Cela signifie donc, comme nous le notions déjà ci-dessus, que la crise ukrainienne n’a nullement supplanté la crise Snowden/NSA, qui devient avec l’affaire Feinstein la crise Snowden/NSA-CIA tout simplement. Les conditions sont telles, avec les récentes fuites et la gravité de l’affaire Feinstein, que l’argument est désormais largement répandu d’un gouvernement, ou plutôt d’une IC s’inscrivant comme une menace directe contre les libertés civiques, contre le cadre constitutionnel, même contre le fonctionnement du législatif et de l’exécutif et transformant les USA en une structure orwellienne. En un mot, la perception est qu’il s’agit de plus en plus, même si cette interprétation est outrancière, d’un véritable coup d’État. Cette crise-là est en train de devenir une question de fond, – la question de fond essentielle aux USA. Rand Paul a compris cela et aussi, comme un nombre grandissant d’observateurs, il a compris que cette crise va nécessairement figurer au premier plan des consultations électorales ; pour les élections mid-term, certes, mais aussi pour les présidentielles de 2016. On ajoutera à cela que les révélations continuent à défiler, dont certaines font toujours grand’bruit (voir Russia Today, le 21 mars 2014, sur la dernière fuite, et montrant ainsi l’écho de ces révélations dans les autres médias) : le nouveau site de Greenwald & Cie (The Intercept) tient ses promesses, malgré diverses manifestations de scepticisme, et le matériel qu’il produit accentue bien entendu la force de l’effet de cette crise sur l’électorat.

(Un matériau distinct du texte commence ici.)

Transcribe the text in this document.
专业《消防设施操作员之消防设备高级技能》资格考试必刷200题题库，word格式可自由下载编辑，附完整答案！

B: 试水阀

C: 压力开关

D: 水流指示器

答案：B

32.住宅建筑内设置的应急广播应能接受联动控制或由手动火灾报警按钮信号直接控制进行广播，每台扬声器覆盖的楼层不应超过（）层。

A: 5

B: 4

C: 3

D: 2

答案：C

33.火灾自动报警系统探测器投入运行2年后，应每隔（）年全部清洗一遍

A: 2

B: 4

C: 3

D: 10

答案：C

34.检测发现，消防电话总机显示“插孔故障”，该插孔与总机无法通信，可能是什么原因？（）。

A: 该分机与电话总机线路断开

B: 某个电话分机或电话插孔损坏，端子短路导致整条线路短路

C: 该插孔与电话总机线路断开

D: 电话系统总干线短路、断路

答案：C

Cette situation n’a d’ailleurs rien de surprenant. On a signalé combien les USA sont de retour vers un neo-isolationnisme, avec une position réelle à mesure par rapport à la crise ukrainienne (voir le 3 mars 2014 et le 12 mars 2014). On comprend alors le choix de sa position de Rand Paul, et l’on voit d’ailleurs combien elle transcende les différences idéologiques et partisanes (de la CNPAC à Berkeley). Mais Rand Paul n’est qu’un symptôme de l’essentiel que nous voulons dire : pour nous les USA ont une position beaucoup plus éloigné, beaucoup plus indifférente par rapport à la crise ukrainienne que l’on croit. C’est un facteur essentiel à considérer pour envisager la suite de la crise ukrainienne, qui ne la rend pas moins grave, mais qui la rend extrêmement grave d’une façon différente de ce qu’on est conduit à envisager dans un premier jugement.